Three Lessons from the Latest PISA Scores

Last week, the Organization for Economic Cooperation and Development (OECD) released results from its 2012 Programme for International Student Assessment (PISA), which tested more than 510,000 15-year-olds in reading, mathematics, and science in 65 countries and economies. The results of this test not only reflect the literacy, numeracy, and science skills of students in participating countries but also inform policymakers about the learning levels of their students relative to students in other countries and help them set targets for improving education standards.  

While the 2012 data will be analyzed, debated and discussed in the months and years ahead, a few key takeaways from the results have already emerged:

1)  Great advances in enrollment have not been matched by learning…but progress is possible.  The global push for universal primary school enrollment has resulted in significant progress in getting more children into school—with the number of out-of-school children dropping from 102 million in 2000 to 57.2 million in 2011.  However, results from PISA reveal that being in school does not automatically translate into learning in school.  For example, the country of Jordan has a 91 percent primary school enrollment rate and yet their PISA scores put them far below the OECD average and their progress on assessments has stagnated since 2009.  

As the PISA results remind us, the goal of universal education is more than just ensuring that all children spend a specified time in school.

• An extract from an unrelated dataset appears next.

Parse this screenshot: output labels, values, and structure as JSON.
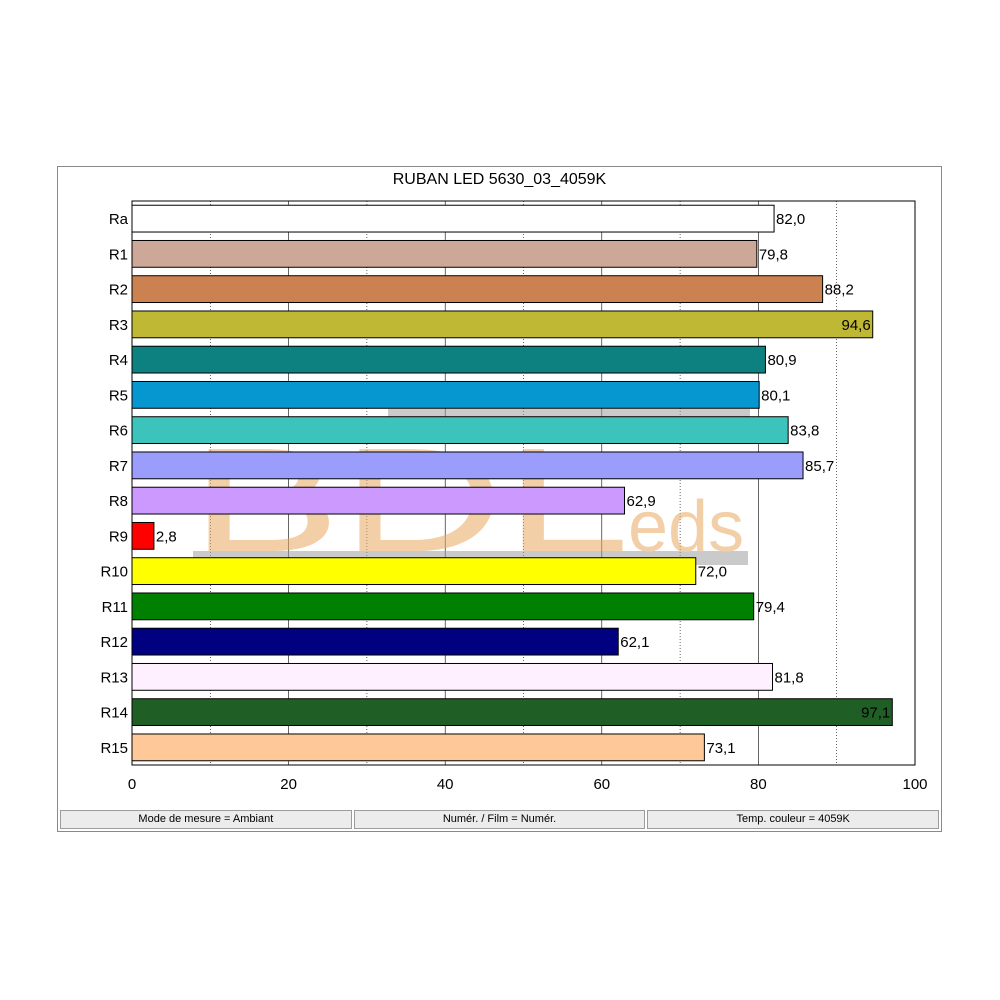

Instead, the focus should be that all children learn in school the fundamental skills and capabilities needed to lead healthy and productive lives.
 On the bright side, PISA demonstrates that progress is possible—and possible in a relatively short period of time.  Forty of the 65 participating countries improved scores in at least one subject area.  Peru improved the equivalent of almost two grades in math and one grade in reading and science since 2000.  While the current Millennium Development Goals narrowly focus on access to education alone, we should make sure that the next set of  global development goals has an education goal that focuses on both access to education and learning outcomes. 

2)  More money does not necessarily lead to more learning…but more equitable allocation can. Improving literacy and numeracy skills is not just a matter of increasing spending on education but also of investing in areas that improve results.  The United States has one of the highest rates of per capita spending on education and yet PISA results show that they underperform compared to other OECD countries.  Eighteen education systems in OECD countries had higher scores than the Unites States in all three subjects.  From data collected from 2000 to 2009, the OECD has concluded that there was no relationship between average gains in PISA reading scores and country increases in spending between ages 6 to 16 in the same period. 

While high-performing education systems require adequate levels of funding resources to function effectively, after a certain level of expenditure per student how resources are allocated may be more important than the absolute amounts.  Certainly no blueprint exists for the ideal allocation of resources. However, the PISA survey reveals several features of successful education systems where investments should be considered.  These include early individualized assessments to identify struggling students, quality preprimary school especially for socioeconomically disadvantaged children, and improving the quality of teaching through greater autonomy, better training and well-structured incentives.

Meanwhile, countries that performed best tend to allocate resources more equitably between advantaged and disadvantaged schools.  Some countries that showed the most improvement in test scores—such as Mexico, Brazil, Israel and Turkey—recently implemented targeted policies for low-achieving schools or distributed more resources to the most disadvantaged schools and regions.

3)  Along with science, math and reading, non-cognitive skills are critical for lifelong learning and success.  Although PISA scores show the retention levels of important literacy, numeracy and science skills, non-cognitive and character skills remain critical to providing a foundation for success later in life.  A recent report by James Heckman and Tim Kautz argues that often achievement tests only reflect one component on a spectrum of skills needed throughout a life cycle and do not adequately capture character skills—such as grit, drive, creativity and curiosity—that are also highly valued in both school and the labor market.  The report emphasizes that learning does not just exist in a classroom and cannot just be measured by literacy and numeracy scores. Instead, learning is defined as a spectrum of skills acquired over a lifetime that are learned without necessarily improving cognitive skills. 

A background questionnaire that accompanies the PISA exam is an important effort to capture students’ and parents’ perception of their home, school and learning experience.  Assessments should consider the full scope of a child’s learning and ensure that students gain the necessary competencies and skills to participate in their communities and societies as active citizens and productive workers. Building on the first phase of the Learning Metrics Task Force — a group convened by the Center for Universal Education at Brookings and the UNESCO Institute of Statistics working to shift the global debate on education from a focus on access to access plus learning — there is a global conversation in the education community underway to define and measure shared values and skills needed to become successful global citizens and to incorporate these traits into assessment systems..

While the merits and perils of PISA will continue to be debated, the assessment demonstrates that a global shift in attention from just “access to education” to both “access and learning” requires clear and measurable targets. From there, regularly assessing and publicly sharing whether those targets are being met within and across countries can help to inform how countries can improve education for all children and youth.